Charting compliance to avoid risk and exposure

Published on Tuesday, June 08, 2010


BY JOSEPH SANTANGELO

To help businesses and nonprofits comply with ever-changing employment rules, Nadine F. Pfautz turned her human resources background into a full-time venture six years ago and has been going strong even through the recession.

As her company name suggests, C.H.A.R.T. Consulting usually starts with an assessment or chart of a company’s personnel and human resources practices.

Officially, the name stands for Conducting Human Resource Assessment & Recommending and Taking Appropriate Action.

Based in Hanson on the South Shore, she provides services on an hourly, project, contract, temporary or part-time basis. Her clients range from small businesses that have no human resources staff to large companies reviewing their existing human resources policies. Her task is to help them become more efficient, effective and compliant with employment rules and regulations.

“A number of consultants go in and do an assessment,” says Pfautz. “I go in with hands-on and follow up. I help companies when they say ‘Who is going to follow up and do this?’”

Her work may range from a single project such as conducting sexual harassment training to upgrading all the company’s compliance procedures. Firms with as few as six employees, she noted, are required to have a sexual harassment policy, distribute it annually and recommended to conduct training periodically.

Companies with more than 25 employees must meet additional human resources requirements. Nonprofit organizations that receive federal funds have special compliance obligations.

Also, employment laws, rules and regulation change frequently at both the federal and state level. Companies that fail to comply are at risk of lawsuits or financial penalties.

Because employment rules apply across many different industries, Pfautz can work for a bank or funeral home one day and then go to a large ambulance company with hundreds of workers on call 24 hours a day.

She works with a range of industries and business sizes in varying assignments from individual projects to retainer types of arrangements.
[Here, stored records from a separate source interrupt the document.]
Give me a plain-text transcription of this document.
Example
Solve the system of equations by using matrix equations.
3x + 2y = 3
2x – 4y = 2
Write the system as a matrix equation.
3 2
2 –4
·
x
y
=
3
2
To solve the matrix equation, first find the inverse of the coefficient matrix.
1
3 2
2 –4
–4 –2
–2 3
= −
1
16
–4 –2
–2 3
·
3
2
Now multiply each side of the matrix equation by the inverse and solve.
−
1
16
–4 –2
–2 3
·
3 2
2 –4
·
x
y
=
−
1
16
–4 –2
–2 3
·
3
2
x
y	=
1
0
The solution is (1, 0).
The companies may be startups establishing benefits and policies, or mid-sized and larger firms with more complex issues.

She serves as a temporary human resource manager, conducts training courses herself and brings in subject matter experts as needed. Typical clients range from 12 to 250 employees, in fields from health care management to pest control to environmental engineering.

Pfautz has built community service into her business plan. She has been active in or served on the board of the South Shore Chamber of Commerce, the Plymouth Philharmonic, Kiwanis Club of Quincy and the South Shore Women’s Business Network, which recognized her as the 2009 Business Person of the Year.

She also teaches from Boston to Cape Cod as an adjunct professor and instructor on many human resources subjects, and developed a business education series at the South Shore Chamber of Commerce.

“To date, all my work has come through referrals, partly because I am active in organizations and people know me. They may not need my services but know of someone who does. I try to keep myself ‘top of mind’ so people understand what I do. One of the early lessons learned is that people will do business with others they know and trust.”

She stays current with the latest employment rules using information provided by law firms and the Society for Human Resources Management, where she has earned the designation Senior Professional in Human Resources.

Pfautz turned a challenge into an opportunity when an Abington bank where she was human resources director was acquired and she was laid off.

Luckily, she was prepared for a career move. She had earned a master’s degree in training and development at Lesley University and had 20 years of experience, including human resources director at an environmental engineering firm, a health care management consulting firm, Eastern Nazarene College and the bank.

“I saw an opportunity, where others might see an obstacle,” says Pfautz. “I said, ‘Yes, this is a challenge, but let’s go for it.’”

“It started off like gangbusters,” she adds, “but a year and a half into it, I had to reevaluate things. But it has been steady since then.”

“I had gotten a couple of clients right away and was busy on what I had to do for them, but I had not developed future relationships. I was too busy getting
work done and not concentrating on what happened when that work was finished.”

Pfautz recalls other early lessons: “In the beginning, oftentimes we just start without knowing what we’re doing, what we’re going to do and who we’re doing it for. We can’t be everything for everybody and we can’t do everything ourselves. We need to surround ourselves with paid and unpaid advisers.”

Her advisers include experts in data entry, graphic design, branding and computer technology, among the many support services that she lacked after moving from the corporate world to the self-employed. Her Web page (chart-consulting.com) and other marketing communications now project a consistent image.

Next on her agenda is more attention to electronic marketing and social networking as well as in-person networking.

“Another thing that is important for people who are in business for themselves is managing your time,” Pfautz adds. “I will continue networking, which is critical, in person but also online.”

She is packaging an e-mail marketing campaign with an offer to assess a company’s employee handbook, which contains its employment policies and practices, for a flat fee.

“Now that I’ve been in business a sixth year, I’m excited about it and will continue to be,” she adds.

Being a woman has been neither a benefit nor a detriment, she believes, because the human resources field is predominantly female and clients naturally expect to work with a woman.

Pfautz continues to work with nonprofit groups such as shelters, which have special concerns because employees are interacting with people 24 hours a day and the organizations have limited financial means to assure that all laws are followed.